Public versus Private Communication
When it comes to recognition, publicity is everything. So is specificity. Acknowledge individual employees for their specific accomplishments. A general “Well done, team” is nice, but thanking specific individuals can have a much stronger and longer-lasting impact. Plus, it demonstrates that you care about your employees, you’re aware of their efforts, and you know exactly who’s going above and beyond.
By the same token, never criticize employees publically. That’s a no brainer. And don’t send out blanket communications with negative messages. A group criticism rarely increases dedication and positivity and can give employees fodder for collective grumbling, which can poison morale very quickly.
Be Careful with Rewards
Monetary rewards and extra perks or days off may seem like easy ways to spread positivity, but it’s a good idea to distribute these rewards with strategy and caution. Sometimes rewards build morale, but the withdraw of perks or bonuses can seriously damage morale if employees begin to take them for granted or sense they’re being distributed unfairly.
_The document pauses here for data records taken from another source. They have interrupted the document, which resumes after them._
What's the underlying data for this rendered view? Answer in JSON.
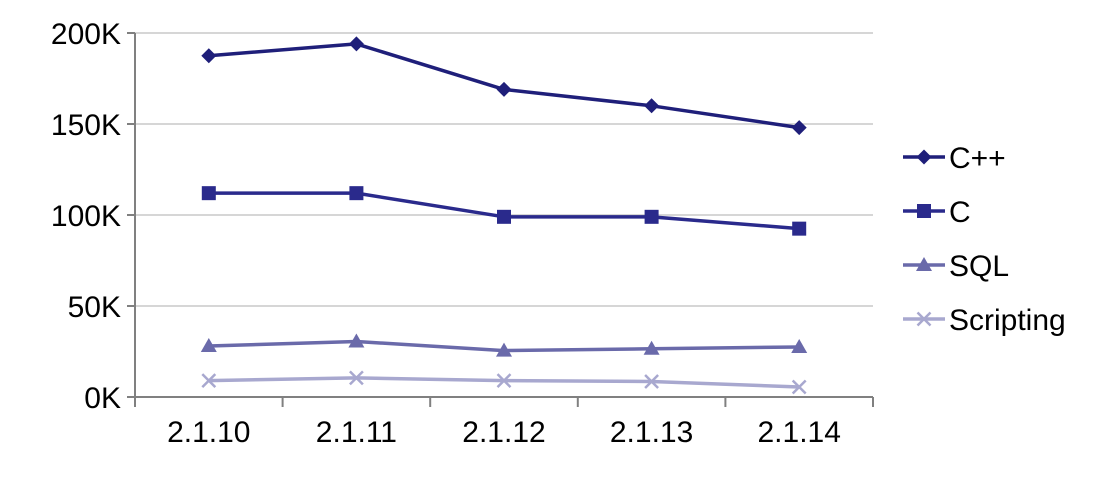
{
  "chart_data": {
    "type": "line",
    "title": "",
    "xlabel": "",
    "ylabel": "",
    "categories": [
      "2.1.10",
      "2.1.11",
      "2.1.12",
      "2.1.13",
      "2.1.14"
    ],
    "ylim": [
      0,
      200000
    ],
    "yticks": [
      0,
      50000,
      100000,
      150000,
      200000
    ],
    "ytick_labels": [
      "0K",
      "50K",
      "100K",
      "150K",
      "200K"
    ],
    "grid": true,
    "legend_position": "right",
    "series": [
      {
        "name": "C++",
        "marker": "diamond",
        "color": "#1f1f7a",
        "values": [
          187500,
          194000,
          169000,
          160000,
          148000
        ]
      },
      {
        "name": "C",
        "marker": "square",
        "color": "#2a2a8c",
        "values": [
          112000,
          112000,
          99000,
          99000,
          92500
        ]
      },
      {
        "name": "SQL",
        "marker": "triangle",
        "color": "#6a6aaa",
        "values": [
          28000,
          30500,
          25500,
          26500,
          27500
        ]
      },
      {
        "name": "Scripting",
        "marker": "x",
        "color": "#a8a8cf",
        "values": [
          9000,
          10500,
          9000,
          8500,
          5500
        ]
      }
    ]
  }
}
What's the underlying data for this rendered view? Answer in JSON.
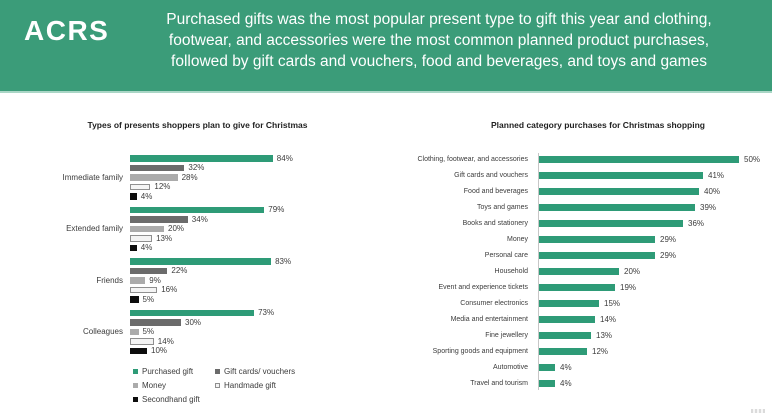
{
  "brand": {
    "logo": "ACRS"
  },
  "banner": {
    "bg_color": "#3b9c79",
    "text_color": "#ffffff",
    "lines": [
      "Purchased gifts was the most popular present type to gift this year and clothing,",
      "footwear, and accessories were the most common planned product purchases,",
      "followed by gift cards and vouchers, food and beverages, and toys and games"
    ],
    "text": "Purchased gifts was the most popular present type to gift this year and clothing, footwear, and accessories were the most common planned product purchases, followed by gift cards and vouchers, food and beverages, and toys and games"
  },
  "colors": {
    "accent_green": "#2e9b77",
    "dark_gray": "#6b6b6b",
    "mid_gray": "#ababab",
    "light_gray": "#f4f4f4",
    "black": "#0d0d0d"
  },
  "chart_data": [
    {
      "type": "bar",
      "orientation": "horizontal",
      "title": "Types of presents shoppers plan to give for Christmas",
      "categories": [
        "Immediate family",
        "Extended family",
        "Friends",
        "Colleagues"
      ],
      "series": [
        {
          "name": "Purchased gift",
          "color": "#2e9b77",
          "values": [
            84,
            79,
            83,
            73
          ]
        },
        {
          "name": "Gift cards/ vouchers",
          "color": "#6b6b6b",
          "values": [
            32,
            34,
            22,
            30
          ]
        },
        {
          "name": "Money",
          "color": "#ababab",
          "values": [
            28,
            20,
            9,
            5
          ]
        },
        {
          "name": "Handmade gift",
          "color": "#f4f4f4",
          "border_color": "#8f8f8f",
          "values": [
            12,
            13,
            16,
            14
          ]
        },
        {
          "name": "Secondhand gift",
          "color": "#0d0d0d",
          "values": [
            4,
            4,
            5,
            10
          ]
        }
      ],
      "value_suffix": "%",
      "xlim": [
        0,
        100
      ],
      "grid": false,
      "legend_position": "bottom",
      "legend_columns": 2
    },
    {
      "type": "bar",
      "orientation": "horizontal",
      "title": "Planned category purchases for Christmas shopping",
      "categories": [
        "Clothing, footwear, and accessories",
        "Gift cards and vouchers",
        "Food and beverages",
        "Toys and games",
        "Books and stationery",
        "Money",
        "Personal care",
        "Household",
        "Event and experience tickets",
        "Consumer electronics",
        "Media and entertainment",
        "Fine jewellery",
        "Sporting goods and equipment",
        "Automotive",
        "Travel and tourism"
      ],
      "values": [
        50,
        41,
        40,
        39,
        36,
        29,
        29,
        20,
        19,
        15,
        14,
        13,
        12,
        4,
        4
      ],
      "value_suffix": "%",
      "bar_color": "#2e9b77",
      "xlim": [
        0,
        55
      ],
      "grid": false,
      "legend_position": "none"
    }
  ]
}
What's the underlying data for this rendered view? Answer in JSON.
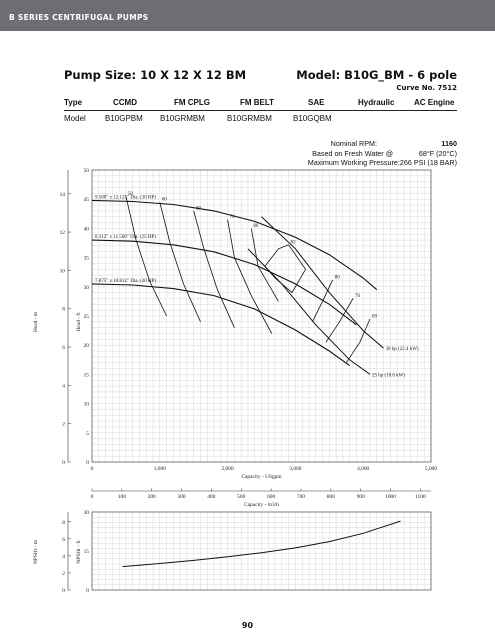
{
  "header": {
    "band_title": "B SERIES CENTRIFUGAL PUMPS"
  },
  "title": {
    "pump_size": "Pump Size: 10 X 12 X 12 BM",
    "model": "Model: B10G_BM - 6 pole",
    "curve_no": "Curve No. 7512"
  },
  "spec_table": {
    "headers": [
      "Type",
      "CCMD",
      "FM CPLG",
      "FM BELT",
      "SAE",
      "Hydraulic",
      "AC Engine"
    ],
    "values": [
      "Model",
      "B10GPBM",
      "B10GRMBM",
      "B10GRMBM",
      "B10GQBM",
      "",
      ""
    ]
  },
  "conditions": {
    "rpm_label": "Nominal RPM:",
    "rpm_value": "1160",
    "water_label": "Based on Fresh Water @",
    "water_value": "68°F (20°C)",
    "pressure_label": "Maximum Working Pressure:",
    "pressure_value": "266 PSI (18 BAR)"
  },
  "page_number": "90",
  "colors": {
    "band": "#6d6e71",
    "grid": "#cfcfcf",
    "curve": "#111111"
  },
  "chart_data": [
    {
      "type": "line",
      "name_role": "head-capacity",
      "xlabel": "Capacity - USgpm",
      "ylabel_left": "Head - m",
      "ylabel_right": "Head - ft",
      "xlim": [
        0,
        5000
      ],
      "ylim_ft": [
        0,
        50
      ],
      "x_ticks": [
        0,
        1000,
        2000,
        3000,
        4000,
        5000
      ],
      "x_tick_labels": [
        "0",
        "1,000",
        "2,000",
        "3,000",
        "4,000",
        "5,000"
      ],
      "y_ticks_ft": [
        0,
        5,
        10,
        15,
        20,
        25,
        30,
        35,
        40,
        45,
        50
      ],
      "y_ticks_m": [
        0,
        2,
        4,
        6,
        8,
        10,
        12,
        14
      ],
      "x2_ticks_m3h": [
        0,
        100,
        200,
        300,
        400,
        500,
        600,
        700,
        800,
        900,
        1000,
        1100
      ],
      "x2label": "Capacity - m3/h",
      "grid": true,
      "series": [
        {
          "name": "9.500\" x 12.125\" Dia. (30 HP)",
          "x": [
            0,
            600,
            1200,
            1800,
            2400,
            3000,
            3500,
            4000,
            4200
          ],
          "y": [
            44.8,
            44.6,
            44.1,
            43.0,
            41.2,
            38.5,
            35.5,
            31.5,
            29.5
          ]
        },
        {
          "name": "8.312\" x 11.500\" Dia. (25 HP)",
          "x": [
            0,
            600,
            1200,
            1800,
            2400,
            3000,
            3500,
            3900
          ],
          "y": [
            38.0,
            37.8,
            37.2,
            36.0,
            33.8,
            30.5,
            27.0,
            23.5
          ]
        },
        {
          "name": "7.875\" x 10.812\" Dia. (20 HP)",
          "x": [
            0,
            600,
            1200,
            1800,
            2400,
            3000,
            3500,
            3800
          ],
          "y": [
            30.5,
            30.3,
            29.7,
            28.5,
            26.2,
            22.6,
            19.0,
            16.5
          ]
        }
      ],
      "efficiency_labels": [
        "50",
        "60",
        "69",
        "76",
        "80",
        "82",
        "82",
        "80",
        "76",
        "69",
        "69"
      ],
      "efficiency_curves": [
        {
          "label": "50",
          "x": [
            500,
            650,
            850,
            1100
          ],
          "y": [
            45.5,
            38.0,
            31.0,
            25.0
          ]
        },
        {
          "label": "60",
          "x": [
            1000,
            1150,
            1350,
            1600
          ],
          "y": [
            44.5,
            37.5,
            30.5,
            24.0
          ]
        },
        {
          "label": "69",
          "x": [
            1500,
            1650,
            1850,
            2100
          ],
          "y": [
            43.0,
            36.5,
            29.5,
            23.0
          ]
        },
        {
          "label": "76",
          "x": [
            2000,
            2100,
            2350,
            2650
          ],
          "y": [
            41.5,
            35.0,
            28.5,
            22.0
          ]
        },
        {
          "label": "80",
          "x": [
            2350,
            2450,
            2750
          ],
          "y": [
            40.0,
            33.5,
            27.5
          ]
        },
        {
          "label": "82",
          "x": [
            2900,
            3150,
            2950,
            2700,
            2550,
            2750,
            2900
          ],
          "y": [
            37.2,
            33.0,
            29.0,
            31.5,
            33.5,
            36.5,
            37.2
          ]
        },
        {
          "label": "80",
          "x": [
            3550,
            3400,
            3250
          ],
          "y": [
            31.2,
            27.5,
            24.0
          ]
        },
        {
          "label": "76",
          "x": [
            3850,
            3650,
            3450
          ],
          "y": [
            28.0,
            24.0,
            20.5
          ]
        },
        {
          "label": "69",
          "x": [
            4100,
            3950,
            3750
          ],
          "y": [
            24.5,
            20.5,
            17.0
          ]
        }
      ],
      "power_curves": [
        {
          "label": "30 hp (22.4 kW)",
          "x": [
            2500,
            3000,
            3500,
            4000,
            4300
          ],
          "y": [
            42.0,
            36.5,
            29.0,
            22.5,
            19.5
          ]
        },
        {
          "label": "25 hp (18.6 kW)",
          "x": [
            2300,
            2800,
            3300,
            3800,
            4100
          ],
          "y": [
            36.5,
            30.5,
            23.5,
            17.5,
            15.0
          ]
        }
      ],
      "power_labels": [
        "30 hp (22.4 kW)",
        "25 hp (18.6 kW)"
      ],
      "series_labels": [
        "69",
        "50",
        "60",
        "69",
        "76",
        "80",
        "82",
        "82",
        "80",
        "76"
      ]
    },
    {
      "type": "line",
      "name_role": "npshr",
      "ylabel_left": "NPSHr - m",
      "ylabel_right": "NPSHr - ft",
      "xlim": [
        0,
        5000
      ],
      "ylim_ft": [
        0,
        30
      ],
      "y_ticks_ft": [
        0,
        15,
        30
      ],
      "y_ticks_m": [
        0,
        2,
        4,
        6,
        8
      ],
      "grid": true,
      "series": [
        {
          "name": "NPSHr",
          "x": [
            450,
            1000,
            1500,
            2000,
            2500,
            3000,
            3500,
            4000,
            4550
          ],
          "y": [
            9.0,
            10.2,
            11.4,
            12.8,
            14.3,
            16.2,
            18.6,
            21.8,
            26.5
          ]
        }
      ]
    }
  ]
}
Attention and Interest Go a Long Way
Never underestimate the power of positive relationships. Do you know each of your employees personally? Do you make pleasant eye contact and address all of your coworkers—both superiors and underlings– by name? How often do you sit down and chat with your employees and how much do you know about their lives? Before you consider expensive monetary rewards that can easily backfire, recognize that a little consideration, kindness, and respect can bring twice the morale benefits and cost almost nothing.